Kim and Garcia always find ways to honor de la Renta in their collections, so for fall 2020 they positioned themselves as the apprentices to his sorcerer, conjuring daywear and party dresses featuring elements that felt true to the brand: floral prints, smart coats, the playful volume of a silk-faille ballgown. Several pieces, however, were changed up, or chopped up, much like Mickey’s apprentice did with that wooden broom. Several gowns and dresses were crafted with exposed corset boning (an idea also seen on Johansson’s dress Sunday night), while asymmetrical draping also was fashioned so only a portion of a beaded bodice could be seen.
The fireworks Mickey’s apprentice creates with his spellcasting also were much in evidence as inspiration, from a fil coupe gown emblazoned with bursts of embroidered sparkle to the tulle pleats or golden feathers that erupted from strapless necklines to create a flurry of detail at the neck and shoulders. “It was just about having fun and making as many beautiful and inspiring clothes as we possibly could do,” added Garcia.

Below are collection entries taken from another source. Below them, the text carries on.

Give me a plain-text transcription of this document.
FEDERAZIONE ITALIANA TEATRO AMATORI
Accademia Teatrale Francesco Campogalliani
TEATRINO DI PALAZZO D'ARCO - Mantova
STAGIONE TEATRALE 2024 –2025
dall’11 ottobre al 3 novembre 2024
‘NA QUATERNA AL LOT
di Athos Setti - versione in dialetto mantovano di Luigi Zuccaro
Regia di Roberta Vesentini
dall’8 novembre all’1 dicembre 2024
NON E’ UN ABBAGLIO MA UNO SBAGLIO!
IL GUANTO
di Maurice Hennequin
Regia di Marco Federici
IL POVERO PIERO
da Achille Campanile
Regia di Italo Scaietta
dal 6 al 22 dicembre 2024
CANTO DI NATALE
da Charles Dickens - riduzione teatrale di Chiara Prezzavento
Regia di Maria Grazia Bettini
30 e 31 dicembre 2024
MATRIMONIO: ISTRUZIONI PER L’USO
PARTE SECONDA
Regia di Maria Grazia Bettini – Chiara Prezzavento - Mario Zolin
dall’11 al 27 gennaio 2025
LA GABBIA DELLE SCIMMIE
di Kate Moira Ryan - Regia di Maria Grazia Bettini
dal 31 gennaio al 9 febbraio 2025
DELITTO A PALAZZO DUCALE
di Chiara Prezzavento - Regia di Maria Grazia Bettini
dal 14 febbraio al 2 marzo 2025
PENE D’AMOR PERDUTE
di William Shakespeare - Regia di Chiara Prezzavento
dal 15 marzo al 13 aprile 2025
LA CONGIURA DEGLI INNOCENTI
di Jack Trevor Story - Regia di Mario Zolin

Bella Hadid, who opened the show in one of the color-blocked daywear looks, certainly seemed like the epitome of fun in the finale, wearing a short hooded cape of bright pink ostrich feathers over a matching silk velvet dress.

Amid such inspirations, practical ideas also could be found. “Because I’m a woman who wears clothes, I’m constantly updating how you should feel in these clothes,” Kim said. “There’s definitely more stretch, for example.”
Conversations about sustainability in fashion have taken place throughout this New York Fashion Week, and Kim noted the idea is only growing at Oscar de la Renta. “We make sure all the materials are sustainable — not completely at this point, but we’re working on it,” she said. “Every season, we’re making more progress.”
The man who founded the brand, who loved his garden as much as he loved a beautiful dress on a woman, surely would approve. Said Garcia, “We just really wanted to have fun and create a party collection for Oscar.”